Bei der Porsche AG selbst zeigt sich ein zwiespältiges Bild. Das operative Ergebnis kletterte um 34 Prozent auf 1,3 Milliarden Euro, während der Umsatz um 5,1 Prozent auf 17,2 Milliarden Euro zurückging.
Die Auslieferungen brachen um 16,5 Prozent auf 122.306 Fahrzeuge ein, der Elektroanteil sank von 23,5 auf 19,4 Prozent. Die Ergebnisverbesserung trotz sinkender Stückzahlen deutet auf schärferes Kostenmanagement hin – ein Muster, das der Mutterkonzern Volkswagen erst noch etablieren muss.
China wird vom Wachstumsmarkt zum Problemfall
Verschärft wird die Lage durch die Entwicklung in China, dem einst wichtigsten Absatzmarkt des Konzerns. Während der dortige Pkw-Markt im ersten Halbjahr um 20 Prozent schrumpfte, brachen die Verbrennerverkäufe sogar um 26,7 Prozent ein – ausgerechnet das Segment, in dem Volkswagen mit einem Marktanteil von 22,6 Prozent noch stark vertreten ist.
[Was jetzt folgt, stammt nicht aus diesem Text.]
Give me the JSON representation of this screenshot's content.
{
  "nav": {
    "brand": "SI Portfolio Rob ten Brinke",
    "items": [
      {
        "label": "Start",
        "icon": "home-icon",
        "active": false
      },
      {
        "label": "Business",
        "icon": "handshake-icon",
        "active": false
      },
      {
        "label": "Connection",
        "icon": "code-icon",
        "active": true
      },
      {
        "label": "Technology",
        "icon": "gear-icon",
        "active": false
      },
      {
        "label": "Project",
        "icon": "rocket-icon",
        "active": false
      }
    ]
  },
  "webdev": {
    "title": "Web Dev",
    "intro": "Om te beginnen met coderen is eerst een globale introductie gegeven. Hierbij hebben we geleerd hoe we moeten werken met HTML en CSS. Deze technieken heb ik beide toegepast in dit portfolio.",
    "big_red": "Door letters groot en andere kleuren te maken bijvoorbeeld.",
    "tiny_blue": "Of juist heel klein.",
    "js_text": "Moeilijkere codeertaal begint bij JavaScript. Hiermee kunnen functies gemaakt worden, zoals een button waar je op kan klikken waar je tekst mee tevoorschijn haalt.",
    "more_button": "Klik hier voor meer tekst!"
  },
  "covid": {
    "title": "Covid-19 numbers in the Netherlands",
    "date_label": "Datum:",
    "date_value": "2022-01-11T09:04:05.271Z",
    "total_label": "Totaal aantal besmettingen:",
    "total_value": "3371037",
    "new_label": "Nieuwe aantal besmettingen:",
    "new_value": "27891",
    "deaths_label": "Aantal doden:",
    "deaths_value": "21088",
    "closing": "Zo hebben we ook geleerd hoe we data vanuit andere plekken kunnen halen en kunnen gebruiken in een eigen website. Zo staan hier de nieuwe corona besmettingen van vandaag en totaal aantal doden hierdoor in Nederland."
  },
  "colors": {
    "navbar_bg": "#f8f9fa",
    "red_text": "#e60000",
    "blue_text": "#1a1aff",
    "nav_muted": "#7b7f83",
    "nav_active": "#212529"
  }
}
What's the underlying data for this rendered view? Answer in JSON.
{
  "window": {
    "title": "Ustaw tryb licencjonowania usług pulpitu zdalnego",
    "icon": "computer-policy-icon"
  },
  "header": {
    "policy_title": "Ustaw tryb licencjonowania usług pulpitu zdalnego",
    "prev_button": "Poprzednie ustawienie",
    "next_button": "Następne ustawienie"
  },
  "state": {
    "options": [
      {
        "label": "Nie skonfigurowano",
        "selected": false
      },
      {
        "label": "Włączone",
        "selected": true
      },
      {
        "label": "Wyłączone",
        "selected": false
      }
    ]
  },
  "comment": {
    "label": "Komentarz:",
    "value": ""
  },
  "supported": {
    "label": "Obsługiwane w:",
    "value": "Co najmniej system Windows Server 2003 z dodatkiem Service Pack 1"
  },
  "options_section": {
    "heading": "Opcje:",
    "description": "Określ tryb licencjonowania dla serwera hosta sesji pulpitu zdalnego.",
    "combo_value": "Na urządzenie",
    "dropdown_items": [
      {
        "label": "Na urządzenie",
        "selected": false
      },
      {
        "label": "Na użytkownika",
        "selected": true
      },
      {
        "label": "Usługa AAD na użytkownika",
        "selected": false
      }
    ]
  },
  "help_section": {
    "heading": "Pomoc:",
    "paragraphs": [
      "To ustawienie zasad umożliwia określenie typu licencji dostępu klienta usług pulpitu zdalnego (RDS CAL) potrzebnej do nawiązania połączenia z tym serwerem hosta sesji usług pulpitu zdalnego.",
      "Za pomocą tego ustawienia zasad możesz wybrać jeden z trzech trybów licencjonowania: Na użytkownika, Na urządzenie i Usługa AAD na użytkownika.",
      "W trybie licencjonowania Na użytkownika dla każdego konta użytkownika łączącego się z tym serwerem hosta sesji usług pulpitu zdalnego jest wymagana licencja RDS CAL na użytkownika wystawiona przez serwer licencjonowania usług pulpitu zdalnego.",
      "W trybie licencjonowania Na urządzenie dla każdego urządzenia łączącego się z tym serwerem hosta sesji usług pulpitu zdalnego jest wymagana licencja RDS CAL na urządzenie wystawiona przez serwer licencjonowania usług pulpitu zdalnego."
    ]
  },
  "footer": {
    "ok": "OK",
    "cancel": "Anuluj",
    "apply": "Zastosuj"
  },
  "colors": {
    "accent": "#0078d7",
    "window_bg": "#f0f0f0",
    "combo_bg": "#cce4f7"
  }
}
Bei Elektroautos kommt der Konzern dagegen nur auf rund 5 Prozent Anteil, während der Anteil neuer Energiefahrzeuge am Gesamtmarkt bei 54 Prozent liegt. Die BEV-Auslieferungen fielen im ersten Quartal um 64 Prozent, die gesamten China-Auslieferungen im zweiten Quartal um 36,6 Prozent.
Volkswagen versucht gegenzusteuern: Mit Partnerschaften wie jener mit Xpeng für das Modell ID. UNYX 08 und rund 20 lokal entwickelten Fahrzeugen für 2026 soll die Lokalisierung beschleunigt werden. Robert Cisek, der die Passagierwagen-Marke für den chinesischen Markt verantwortet, sprach auf der Beijing Auto Show über den Kurs, Zyklen zu verkürzen und Kosten zu senken.
Auch das Audi-Modell E5 Sportback wurde in China zum „Car of the Year 2026“ gekürt. Ob solche Achtungserfolge reichen, um die strukturelle Schwäche im Verbrennergeschäft auszugleichen, bleibt fraglich.
Branchenweiter Margendruck trifft VW besonders hart
Volkswagen steht mit seinen Problemen nicht allein. Eine Auswertung der 15 größten nichtchinesischen Autohersteller zeigt für das erste Halbjahr 2026 einen Rückgang des durchschnittlichen Ebit je Fahrzeug um 15,8 Prozent auf 1.187 Euro, das Gesamt-Ebit der Branche fiel um 17,5 Prozent auf 35,6 Milliarden Euro.
US-Zölle und der Preiswettbewerb aus China belasten demnach die gesamte Industrie, eine Entspannung wird für die zweite Jahreshälfte nicht erwartet – ein Umfeld, das Volkswagens ohnehin angespanntes Kostensenkungsprogramm zusätzlich erschwert.
An der Börse spiegelt sich die angespannte Lage in einer schwachen Kursreaktion wider. Die Vorzugsaktie notiert aktuell bei 74,96 Euro und gibt am heutigen Handelstag 0,43 Prozent nach, nachdem das Papier bereits am Montag schwächer in die Woche gestartet war.
Seit Jahresbeginn steht ein Minus von 28,03 Prozent zu Buche, zum 52-Wochen-Hoch von 109,10 Euro aus dem Dezember beträgt der Abstand 31,29 Prozent. Charttechnisch spricht die jüngste Bewegung nach einem kurzen Erholungsversuch am Freitag für eine Konsolidierung am Widerstand – ein Zeichen dafür, dass Anleger angesichts der ungelösten strukturellen Baustellen in China und Deutschland vorerst abwarten.